Silicon Valley Congressman Ro Khanna says something has to be done about tech – but not too much
Starting this week, European regulators have been tasked with enforcing a sweeping new privacy law called the General Data Protection Regulation, or GDPR. And the U.S. Representative whose district includes the headquarters of Google and Apple says we need something like that, but not as extreme.
“The answer can’t be, on a scale of one to 10, Europe’s regulations [are] a nine, we’re a zero,” Congressman Ro Khanna, D-Calif., said on the latest episode of Recode Decode, hosted by Kara Swisher. “Why can’t we get to a four or a five?”
Earlier this month, Khanna was asked by House Minority Leader Nancy Pelosi to draft an “internet bill of rights,” which he is hoping to refine and unveil before Congress recesses in August. Khanna said he will lobby tech leaders like Apple CEO Tim Cook, Google CEO Sundar Pichai and Microsoft CEO Satya Nadella to endorse the policy platform, which would include new regulations around privacy, security and the ability to move or delete your data from a platform.
“People are waking up to say, ‘Okay, we need to have some rules in this new world,’” Khanna said of the Facebook-Cambridge Analytica affair that brought Facebook CEO Mark Zuckerberg to testify in Washington. “And then they looked to the Congress and they said, ‘Wow. Those are the folks who are going to be writing those rules?’
“Think about how different the context would be if Facebook had to notify people about the breach,” he added. “It could have changed the consequences of that election. New York Times, others would have been writing about the Cambridge Analytica scandal on notification, if they had to notify the FTC.”
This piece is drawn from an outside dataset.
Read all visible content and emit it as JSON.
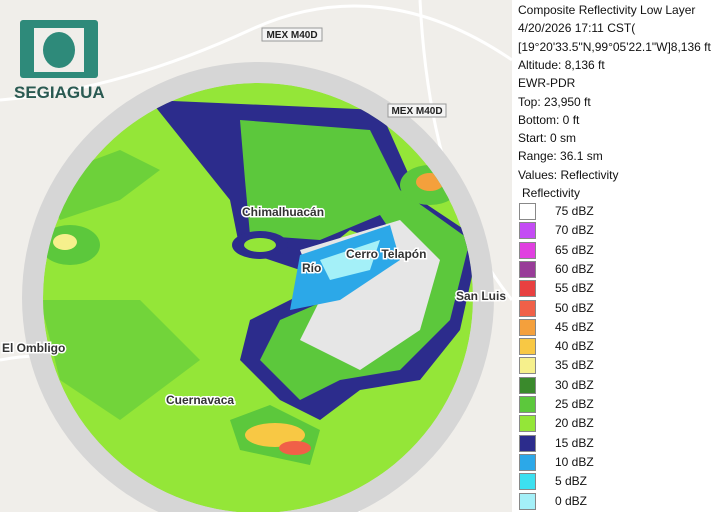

On the new podcast, Khanna explained why he’s optimistic that tech leaders will join his side now, even though endorsing the “bill of rights” means putting their name on new regulations for their industry. The pragmatic view is that someone like Pichai or Cook might want to join because the power of tech will continue to effect changes in the economy — so it might behoove them to get out in front of issues like privacy and job losses now, rather than wait for the tide of public opinion to turn.
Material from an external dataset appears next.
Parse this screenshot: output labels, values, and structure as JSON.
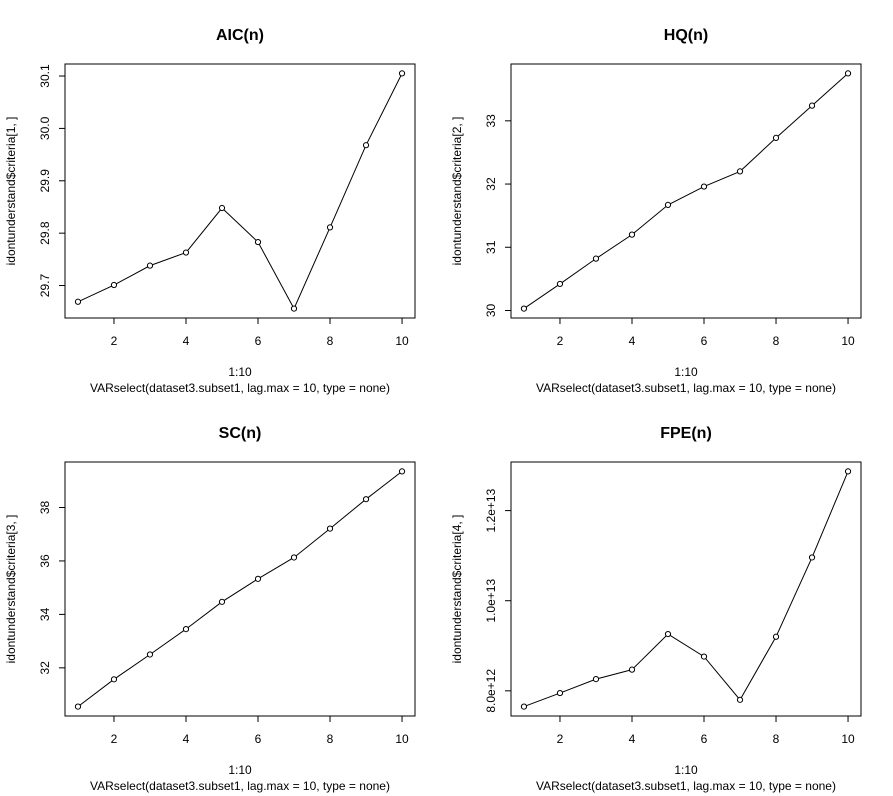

“In the long run, it’s a good thing,” he said. “But its biggest problem is exclusivity. There are communities — the African-American community, rural America, Middle America, women — that have been excluded from this extraordinary potential.”
The lesson these companies should take away from the recent wave of techlash, Khanna expained, is to overcorrect: Take action proactively on the issues that won’t threaten your business, lest you wind up in the crossfire later.
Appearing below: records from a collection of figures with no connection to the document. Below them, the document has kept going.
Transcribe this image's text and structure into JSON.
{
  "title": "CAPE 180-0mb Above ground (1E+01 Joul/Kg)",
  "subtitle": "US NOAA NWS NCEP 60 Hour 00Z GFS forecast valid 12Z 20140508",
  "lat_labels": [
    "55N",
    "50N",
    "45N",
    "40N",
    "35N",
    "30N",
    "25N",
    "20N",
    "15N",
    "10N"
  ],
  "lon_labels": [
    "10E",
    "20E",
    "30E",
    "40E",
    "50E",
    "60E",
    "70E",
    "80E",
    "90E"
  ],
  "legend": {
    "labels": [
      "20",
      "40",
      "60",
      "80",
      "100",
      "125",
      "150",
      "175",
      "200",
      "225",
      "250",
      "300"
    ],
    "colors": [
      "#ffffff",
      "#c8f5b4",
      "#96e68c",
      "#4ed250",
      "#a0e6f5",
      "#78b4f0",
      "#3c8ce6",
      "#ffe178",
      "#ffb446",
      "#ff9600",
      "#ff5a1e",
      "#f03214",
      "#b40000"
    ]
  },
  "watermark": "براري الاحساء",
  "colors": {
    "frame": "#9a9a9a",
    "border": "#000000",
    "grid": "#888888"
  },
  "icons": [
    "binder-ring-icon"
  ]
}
“Is it going to be an existential threat to have stronger privacy regulations? No,” he said. “Is it going to be an existential threat to allow other platforms to emerge and have some competition? No. Is it going to be an existential threat to think about job creation and what you could do, and the fact that John Lewis is saying ‘technology rights are the new civil rights,’ and you have whole communities that don’t have equity in the new economy? Is that gonna kill you, to do things there? No!”